Rotten ethnic politicking won't get my vote

Off to vote in the Ealing Southall by-election, and once again I feel resentful and cheated.

Our last representative, Piara Khabra, the oldest MP in Parliament, died recently.

Putting it as politely as possible as a mark of respect for his bereaved supporters, I never thought much of him.

For 17 years he ran an efficient fiefdom for Labour, which has ruled supreme here for 50 years. When I moved to London from Oxford in 1978, the overbearing Syd Bidwell was the MP, and he was no better.

Democracy here has always been more expedient than clean, staged rather than real, murky, full of intrigue and secrets.

Backed by party leaders, ethnicity, race and communalism choose and direct the actors. The audience is manipulated, yet as devout democrats we dutifully turn up to vote.

This election could have blown away the musty air and let in real progressive politics.

But the theatre is dark and musty still and the show goes on as before. Most of the parties play to the ethnic vote and shoddily so. The biggest boos and hisses surely go to David Cameron, who plucked Tony Lit, (real name Surinder Paul Singh Lit) for the star role, clueless that his protégé gave thousands of pounds to Labour recently.

Labour's Virendra Sharma is an old, lacklustre, local-authority type.

He is already calling himself an MP in some of the leaflets found littering our streets. Even UKIP has an Asian warrior, Dr Rajan, an irate Indian immigrant doctor who now rails against incomers. The only good news is that the BNP is nowhere to be seen in this most mixed borough.

Perhaps they couldn't find a willing ethnic to field. Every candidate, bar one, is male and brown. To be fair to Khabra, he did want a woman to come after him, but his henchmen and politicians couldn't take the risk.

Thirty-nine per cent of the voters are British Asians and the assumption is we are third class, Third World people who have only the herd instinct and cannot tolerate a woman in charge.

"Community leaders" fit and feed that stereotype. The Sikh Federation wants a turbaned Sikh in Parliament; Muslims and Hindus demand representation.

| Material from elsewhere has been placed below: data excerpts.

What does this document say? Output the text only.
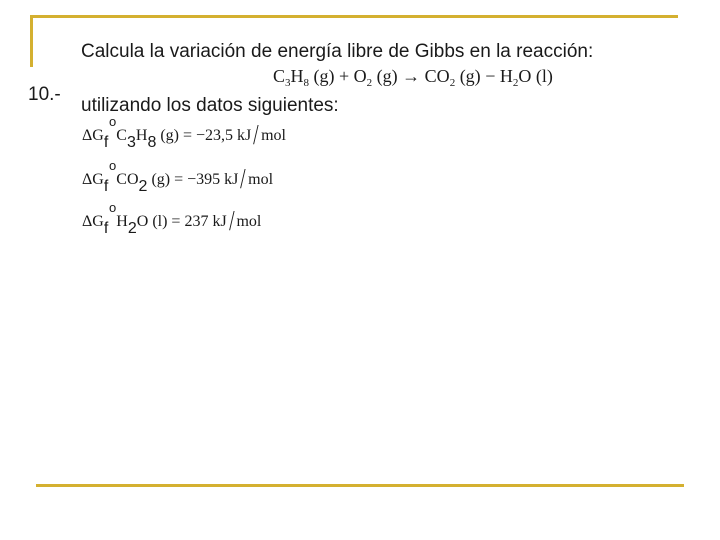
10.-
Calcula la variación de energía libre de Gibbs en la reacción:
$C_3H_8$ $(g) + O_2$ $(g) \to CO_2$ $(g) - H_2O$ (l)
utilizando los datos siguientes:
ΔG
o
f C3H8 (g) = −23,5 kJ/ mol
ΔG
o
f CO2 (g) = −395 kJ/ mol
ΔG
o
f H2O (l) = 237 kJ/ mol
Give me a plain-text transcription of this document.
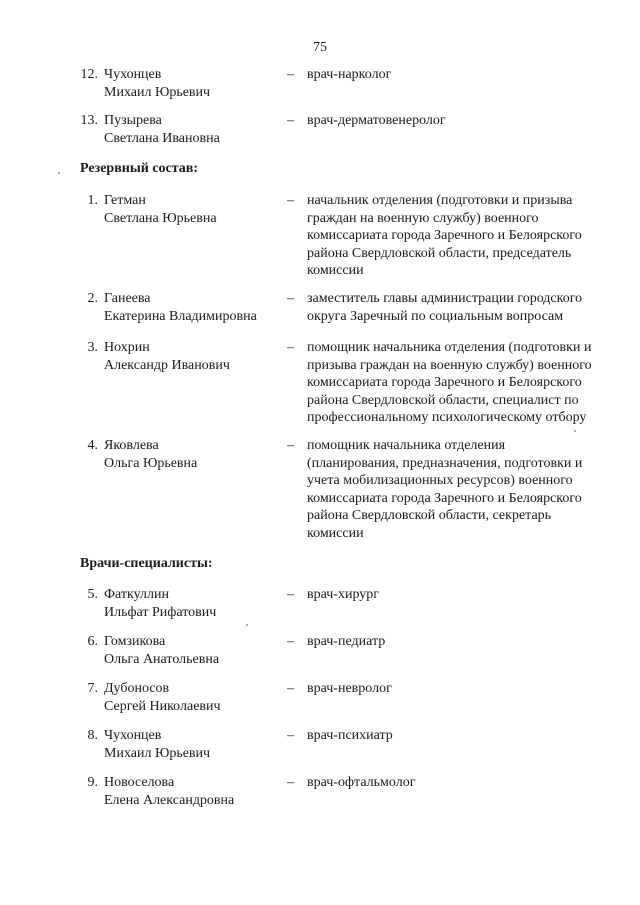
75
12. Чухонцев
Михаил Юрьевич
– врач-нарколог
13. Пузырева
Светлана Ивановна
– врач-дерматовенеролог
Резервный состав:
1. Гетман
Светлана Юрьевна
– начальник отделения (подготовки и призыва
граждан на военную службу) военного
комиссариата города Заречного и Белоярского
района Свердловской области, председатель
комиссии
2. Ганеева
Екатерина Владимировна
– заместитель главы администрации городского
округа Заречный по социальным вопросам
3. Нохрин
Александр Иванович
– помощник начальника отделения (подготовки и
призыва граждан на военную службу) военного
комиссариата города Заречного и Белоярского
района Свердловской области, специалист по
профессиональному психологическому отбору
4. Яковлева
Ольга Юрьевна
– помощник начальника отделения
(планирования, предназначения, подготовки и
учета мобилизационных ресурсов) военного
комиссариата города Заречного и Белоярского
района Свердловской области, секретарь
комиссии
Врачи-специалисты:
5. Фаткуллин
Ильфат Рифатович
– врач-хирург
6. Гомзикова
Ольга Анатольевна
– врач-педиатр
7. Дубоносов
Сергей Николаевич
– врач-невролог
8. Чухонцев
Михаил Юрьевич
– врач-психиатр
9. Новоселова
Елена Александровна
– врач-офтальмолог
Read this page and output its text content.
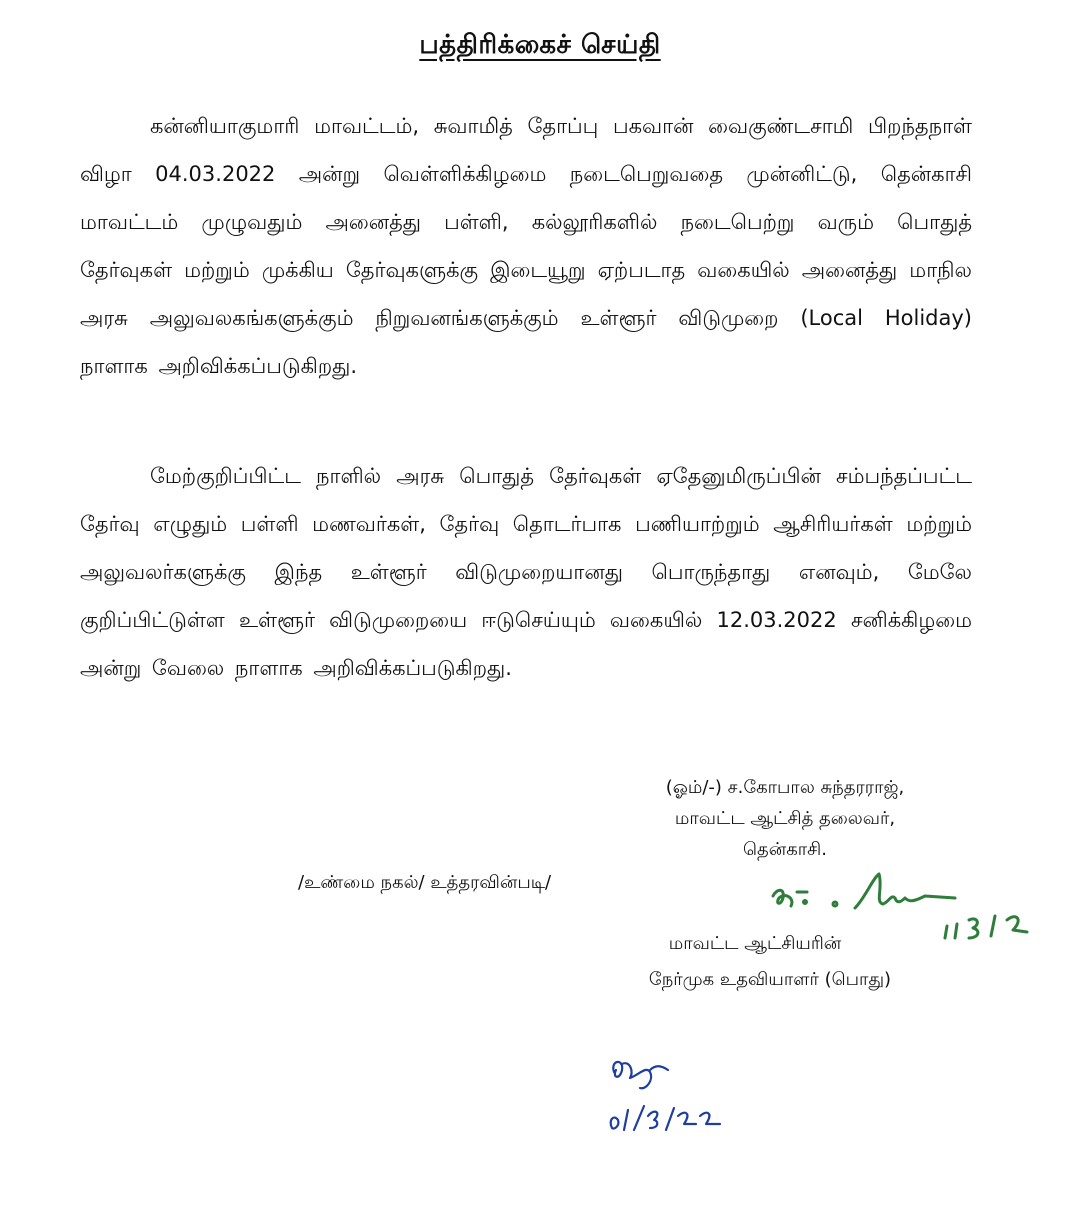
பத்திரிக்கைச் செய்தி
கன்னியாகுமாரி மாவட்டம், சுவாமித் தோப்பு பகவான் வைகுண்டசாமி பிறந்தநாள் விழா 04.03.2022 அன்று வெள்ளிக்கிழமை நடைபெறுவதை முன்னிட்டு, தென்காசி மாவட்டம் முழுவதும் அனைத்து பள்ளி, கல்லூரிகளில் நடைபெற்று வரும் பொதுத் தேர்வுகள் மற்றும் முக்கிய தேர்வுகளுக்கு இடையூறு ஏற்படாத வகையில் அனைத்து மாநில அரசு அலுவலகங்களுக்கும் நிறுவனங்களுக்கும் உள்ளூர் விடுமுறை (Local Holiday) நாளாக அறிவிக்கப்படுகிறது.
மேற்குறிப்பிட்ட நாளில் அரசு பொதுத் தேர்வுகள் ஏதேனுமிருப்பின் சம்பந்தப்பட்ட தேர்வு எழுதும் பள்ளி மணவர்கள், தேர்வு தொடர்பாக பணியாற்றும் ஆசிரியர்கள் மற்றும் அலுவலர்களுக்கு இந்த உள்ளூர் விடுமுறையானது பொருந்தாது எனவும், மேலே குறிப்பிட்டுள்ள உள்ளூர் விடுமுறையை ஈடுசெய்யும் வகையில் 12.03.2022 சனிக்கிழமை அன்று வேலை நாளாக அறிவிக்கப்படுகிறது.
(ஓம்/-) ச.கோபால சுந்தரராஜ்,
மாவட்ட ஆட்சித் தலைவர்,
தென்காசி.
/உண்மை நகல்/ உத்தரவின்படி/
மாவட்ட ஆட்சியரின்
நேர்முக உதவியாளர் (பொது)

There have been dramatic defections based on faith and ethnicity, again orchestrated by party strategists from all the main parties.

Only the Liberal Democrat candidate, Nigel Bakhai, refuses to play the ethnic part and treats voters as intelligent adults. He gets my vote. If he does succeed, he must change the culture of this London constituency. It has been rotten for too long.